Rather than vague requirements that force models to guess, you'll learn a complete framework: MUST constraints, SHOULD guidelines, CONTEXT for planning, INTENT for understanding why, and VERIFICATION protocols to confirm success.
What You'll Learn¶
Core Framework¶
The Specifications framework has four interconnected layers and Verification Protocols:
MUST Constraints - Hard boundaries and non-negotiable requirements
SHOULD Guidelines - Flexible preferences that adapt to context
CONTEXT - Planning information about environment, users, and constraints
INTENT - The "why" behind your requirements and trade-offs
VERIFICATION - How to confirm the model met your needs
Complete Coverage¶
- Foundations - Core principles and how specifications reduce cognitive friction
- Common Pitfalls - Mistakes to avoid and how to fix them
- Supremacy Clause and Evidence Reset Protocols
- Templates - Ready-to-use specification templates
- Integration Examples - Real-world implementation examples
- Quick Reference Guide - Fast lookup for key concepts
- Verification Protocol Templates - Pre-built verification approaches
- Folder Structures - How to organize project references, complex policies, regulations, or extensive context, to be used in Specifications.

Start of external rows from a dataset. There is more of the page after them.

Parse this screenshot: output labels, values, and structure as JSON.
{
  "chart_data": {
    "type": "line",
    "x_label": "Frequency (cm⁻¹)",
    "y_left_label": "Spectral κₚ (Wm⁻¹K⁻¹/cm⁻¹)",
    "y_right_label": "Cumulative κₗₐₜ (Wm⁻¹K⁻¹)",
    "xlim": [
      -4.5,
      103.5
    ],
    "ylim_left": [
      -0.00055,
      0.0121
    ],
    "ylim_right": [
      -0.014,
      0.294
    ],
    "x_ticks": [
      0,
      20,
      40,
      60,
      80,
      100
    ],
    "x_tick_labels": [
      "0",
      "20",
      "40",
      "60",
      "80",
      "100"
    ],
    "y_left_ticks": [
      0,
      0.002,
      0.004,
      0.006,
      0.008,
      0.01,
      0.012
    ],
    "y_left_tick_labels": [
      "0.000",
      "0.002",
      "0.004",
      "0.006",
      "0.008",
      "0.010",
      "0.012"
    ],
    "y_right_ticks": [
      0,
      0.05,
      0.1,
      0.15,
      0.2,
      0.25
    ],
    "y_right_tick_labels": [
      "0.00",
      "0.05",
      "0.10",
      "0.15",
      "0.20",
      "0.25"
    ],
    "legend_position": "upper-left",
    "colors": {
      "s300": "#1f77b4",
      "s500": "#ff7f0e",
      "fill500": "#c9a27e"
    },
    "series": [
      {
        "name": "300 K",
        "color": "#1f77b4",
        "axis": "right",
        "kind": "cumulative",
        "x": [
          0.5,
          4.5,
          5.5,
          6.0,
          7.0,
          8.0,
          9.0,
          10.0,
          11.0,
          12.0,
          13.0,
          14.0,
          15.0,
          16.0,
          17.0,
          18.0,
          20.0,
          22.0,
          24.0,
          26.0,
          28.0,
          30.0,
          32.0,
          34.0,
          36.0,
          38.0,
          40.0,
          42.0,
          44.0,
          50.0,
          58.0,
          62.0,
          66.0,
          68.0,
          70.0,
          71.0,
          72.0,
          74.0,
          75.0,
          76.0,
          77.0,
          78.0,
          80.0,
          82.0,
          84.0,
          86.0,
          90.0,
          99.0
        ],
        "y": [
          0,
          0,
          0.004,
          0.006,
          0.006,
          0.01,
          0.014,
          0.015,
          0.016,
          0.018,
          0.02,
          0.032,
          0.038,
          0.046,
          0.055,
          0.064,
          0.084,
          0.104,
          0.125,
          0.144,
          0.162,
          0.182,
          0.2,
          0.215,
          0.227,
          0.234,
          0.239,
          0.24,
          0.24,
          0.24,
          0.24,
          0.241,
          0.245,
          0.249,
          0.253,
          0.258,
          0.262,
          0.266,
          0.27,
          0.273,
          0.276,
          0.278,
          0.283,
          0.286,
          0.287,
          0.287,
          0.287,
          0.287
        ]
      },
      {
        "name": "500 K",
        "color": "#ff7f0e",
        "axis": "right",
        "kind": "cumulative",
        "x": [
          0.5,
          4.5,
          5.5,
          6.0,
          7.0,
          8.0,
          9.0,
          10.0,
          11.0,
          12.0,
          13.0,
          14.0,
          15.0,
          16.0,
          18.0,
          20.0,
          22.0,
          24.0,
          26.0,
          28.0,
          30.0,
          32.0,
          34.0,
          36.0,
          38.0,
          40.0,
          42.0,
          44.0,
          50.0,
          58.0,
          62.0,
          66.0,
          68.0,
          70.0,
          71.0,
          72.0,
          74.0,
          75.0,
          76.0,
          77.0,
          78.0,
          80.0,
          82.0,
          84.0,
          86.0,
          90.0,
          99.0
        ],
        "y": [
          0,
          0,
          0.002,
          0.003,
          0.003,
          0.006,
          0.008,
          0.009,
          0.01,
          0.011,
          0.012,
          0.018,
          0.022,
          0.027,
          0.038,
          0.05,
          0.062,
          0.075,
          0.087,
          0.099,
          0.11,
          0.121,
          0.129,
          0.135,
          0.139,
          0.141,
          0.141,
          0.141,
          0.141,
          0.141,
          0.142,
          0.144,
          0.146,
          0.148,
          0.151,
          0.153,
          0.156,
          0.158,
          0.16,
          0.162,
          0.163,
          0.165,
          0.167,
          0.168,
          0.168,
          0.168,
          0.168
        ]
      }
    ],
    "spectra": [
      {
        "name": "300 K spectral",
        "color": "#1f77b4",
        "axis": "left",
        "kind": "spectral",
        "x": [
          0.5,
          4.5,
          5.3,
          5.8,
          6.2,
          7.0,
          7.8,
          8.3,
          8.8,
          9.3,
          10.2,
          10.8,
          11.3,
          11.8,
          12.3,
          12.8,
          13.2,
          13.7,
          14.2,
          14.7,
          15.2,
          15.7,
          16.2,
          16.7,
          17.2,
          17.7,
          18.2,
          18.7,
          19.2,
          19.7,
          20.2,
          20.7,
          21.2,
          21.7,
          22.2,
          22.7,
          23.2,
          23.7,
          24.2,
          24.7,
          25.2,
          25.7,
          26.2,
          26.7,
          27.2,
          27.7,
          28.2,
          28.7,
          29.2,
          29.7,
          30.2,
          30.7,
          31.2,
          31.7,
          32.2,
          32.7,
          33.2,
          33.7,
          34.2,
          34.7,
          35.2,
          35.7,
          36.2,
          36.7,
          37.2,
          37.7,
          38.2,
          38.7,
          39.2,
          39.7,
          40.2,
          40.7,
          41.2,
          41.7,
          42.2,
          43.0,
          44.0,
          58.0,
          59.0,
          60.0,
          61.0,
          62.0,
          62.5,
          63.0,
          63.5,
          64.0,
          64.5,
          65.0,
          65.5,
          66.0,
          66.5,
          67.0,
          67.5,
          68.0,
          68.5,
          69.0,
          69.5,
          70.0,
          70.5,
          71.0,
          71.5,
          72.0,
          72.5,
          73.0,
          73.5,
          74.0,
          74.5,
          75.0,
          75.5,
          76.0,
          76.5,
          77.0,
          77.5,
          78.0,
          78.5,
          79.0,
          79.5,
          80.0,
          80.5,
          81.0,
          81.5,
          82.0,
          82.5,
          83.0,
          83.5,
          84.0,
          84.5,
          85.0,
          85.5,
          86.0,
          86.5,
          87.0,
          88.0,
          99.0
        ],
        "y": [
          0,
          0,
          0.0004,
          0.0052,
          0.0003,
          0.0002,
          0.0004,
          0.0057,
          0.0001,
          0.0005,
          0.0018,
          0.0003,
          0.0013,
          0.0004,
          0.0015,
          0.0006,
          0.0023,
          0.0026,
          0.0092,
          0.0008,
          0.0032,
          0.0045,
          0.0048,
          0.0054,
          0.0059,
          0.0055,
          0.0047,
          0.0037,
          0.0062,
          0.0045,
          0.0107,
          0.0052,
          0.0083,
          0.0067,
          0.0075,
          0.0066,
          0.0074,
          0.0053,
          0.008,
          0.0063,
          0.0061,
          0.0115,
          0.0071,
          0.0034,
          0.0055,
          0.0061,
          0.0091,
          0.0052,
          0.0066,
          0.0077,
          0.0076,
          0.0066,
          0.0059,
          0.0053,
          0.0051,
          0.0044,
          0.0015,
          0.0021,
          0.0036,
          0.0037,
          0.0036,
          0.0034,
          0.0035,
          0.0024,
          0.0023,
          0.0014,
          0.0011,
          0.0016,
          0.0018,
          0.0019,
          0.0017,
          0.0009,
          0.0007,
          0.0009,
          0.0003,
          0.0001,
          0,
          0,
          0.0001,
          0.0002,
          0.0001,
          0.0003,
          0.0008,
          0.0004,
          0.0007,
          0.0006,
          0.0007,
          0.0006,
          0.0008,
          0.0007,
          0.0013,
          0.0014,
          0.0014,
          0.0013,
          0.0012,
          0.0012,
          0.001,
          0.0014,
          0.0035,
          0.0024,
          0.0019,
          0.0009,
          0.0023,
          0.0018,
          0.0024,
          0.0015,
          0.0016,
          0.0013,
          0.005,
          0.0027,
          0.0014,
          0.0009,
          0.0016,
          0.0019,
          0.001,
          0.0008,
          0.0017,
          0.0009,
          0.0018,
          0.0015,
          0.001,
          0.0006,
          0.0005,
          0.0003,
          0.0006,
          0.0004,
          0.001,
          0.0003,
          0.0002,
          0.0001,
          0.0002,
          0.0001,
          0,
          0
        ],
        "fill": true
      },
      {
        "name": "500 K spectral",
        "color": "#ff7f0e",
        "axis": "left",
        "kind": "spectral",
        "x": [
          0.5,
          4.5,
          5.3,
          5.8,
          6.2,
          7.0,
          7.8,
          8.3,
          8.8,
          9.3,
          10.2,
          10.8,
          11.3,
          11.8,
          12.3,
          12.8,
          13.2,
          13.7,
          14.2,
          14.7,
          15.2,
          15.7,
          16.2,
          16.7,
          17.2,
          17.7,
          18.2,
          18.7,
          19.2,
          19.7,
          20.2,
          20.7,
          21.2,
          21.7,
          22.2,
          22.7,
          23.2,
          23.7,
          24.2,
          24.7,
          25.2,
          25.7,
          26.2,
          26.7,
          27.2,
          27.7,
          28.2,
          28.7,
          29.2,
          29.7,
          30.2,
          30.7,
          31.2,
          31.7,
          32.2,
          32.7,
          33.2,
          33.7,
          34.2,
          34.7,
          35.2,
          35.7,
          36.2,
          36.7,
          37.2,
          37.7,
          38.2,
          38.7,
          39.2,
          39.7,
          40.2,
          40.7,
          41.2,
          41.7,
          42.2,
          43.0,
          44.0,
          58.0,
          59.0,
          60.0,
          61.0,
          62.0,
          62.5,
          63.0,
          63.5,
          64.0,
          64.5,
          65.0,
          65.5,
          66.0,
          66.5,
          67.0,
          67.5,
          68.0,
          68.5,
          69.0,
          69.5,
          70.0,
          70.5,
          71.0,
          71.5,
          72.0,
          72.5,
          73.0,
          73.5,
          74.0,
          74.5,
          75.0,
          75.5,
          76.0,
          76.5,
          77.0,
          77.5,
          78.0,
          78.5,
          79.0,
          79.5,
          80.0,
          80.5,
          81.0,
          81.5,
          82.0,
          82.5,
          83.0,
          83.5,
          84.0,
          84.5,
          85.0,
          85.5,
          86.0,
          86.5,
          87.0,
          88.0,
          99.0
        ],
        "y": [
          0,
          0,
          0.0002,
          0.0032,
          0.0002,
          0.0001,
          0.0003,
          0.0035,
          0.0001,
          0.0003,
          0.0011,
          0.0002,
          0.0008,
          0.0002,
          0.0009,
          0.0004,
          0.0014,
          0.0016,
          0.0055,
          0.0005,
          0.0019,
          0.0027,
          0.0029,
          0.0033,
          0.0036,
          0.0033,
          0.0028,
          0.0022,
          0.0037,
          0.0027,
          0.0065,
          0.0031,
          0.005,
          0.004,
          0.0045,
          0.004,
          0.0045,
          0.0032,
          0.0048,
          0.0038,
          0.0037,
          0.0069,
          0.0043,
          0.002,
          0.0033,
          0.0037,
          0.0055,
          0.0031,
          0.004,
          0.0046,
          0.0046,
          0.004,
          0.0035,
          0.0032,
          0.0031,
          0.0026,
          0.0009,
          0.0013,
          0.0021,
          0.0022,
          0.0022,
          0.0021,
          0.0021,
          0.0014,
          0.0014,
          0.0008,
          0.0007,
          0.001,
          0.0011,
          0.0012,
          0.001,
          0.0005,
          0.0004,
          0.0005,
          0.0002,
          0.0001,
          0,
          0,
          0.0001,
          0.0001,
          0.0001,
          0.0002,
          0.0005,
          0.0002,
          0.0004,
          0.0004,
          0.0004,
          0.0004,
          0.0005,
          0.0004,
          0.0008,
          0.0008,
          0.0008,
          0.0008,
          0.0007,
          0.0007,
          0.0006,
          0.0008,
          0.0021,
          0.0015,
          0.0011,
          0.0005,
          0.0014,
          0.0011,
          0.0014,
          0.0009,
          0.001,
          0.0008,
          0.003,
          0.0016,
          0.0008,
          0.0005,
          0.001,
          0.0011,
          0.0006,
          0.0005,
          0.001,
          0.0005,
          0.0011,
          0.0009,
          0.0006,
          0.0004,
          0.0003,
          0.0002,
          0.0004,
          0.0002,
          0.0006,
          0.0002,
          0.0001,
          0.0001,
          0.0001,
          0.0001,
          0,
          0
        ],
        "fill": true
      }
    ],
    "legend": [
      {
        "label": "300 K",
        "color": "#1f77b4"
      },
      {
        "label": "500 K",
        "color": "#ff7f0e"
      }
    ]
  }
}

- Reverse Engineering Belief Dynamics - Dynamics Model to create a practical Belief Dynamics Control System Framework
Why Specifications Matter¶
Vague requirements create cognitive friction. When models must guess what you mean, they:
- Waste context on wrong paths
- Make incorrect assumptions
- Produce unreliable results
- Require multiple iterations
Good specifications eliminate guessing. They give models the clarity needed to deliver what you actually want, the first time.
Getting Started¶
New to Specifications?¶
Start here:
Foundations → MUST Constraints → SHOULD Guidelines
Work through the core framework sequentially to build a solid understanding.
Need Something Specific?¶
- Quick answers? → Quick Reference Guide
- Ready to start? → Templates
- Avoiding mistakes? → Common Pitfalls
- Real examples? → Integration Examples
Key Principle¶
All five work together. MUST defines boundaries. SHOULD provides flexibility. CONTEXT enables planning. INTENT reveals why. VERIFICATION PROTOCOLS confirm success.
Missing any layer increases cognitive friction and reduces reliability.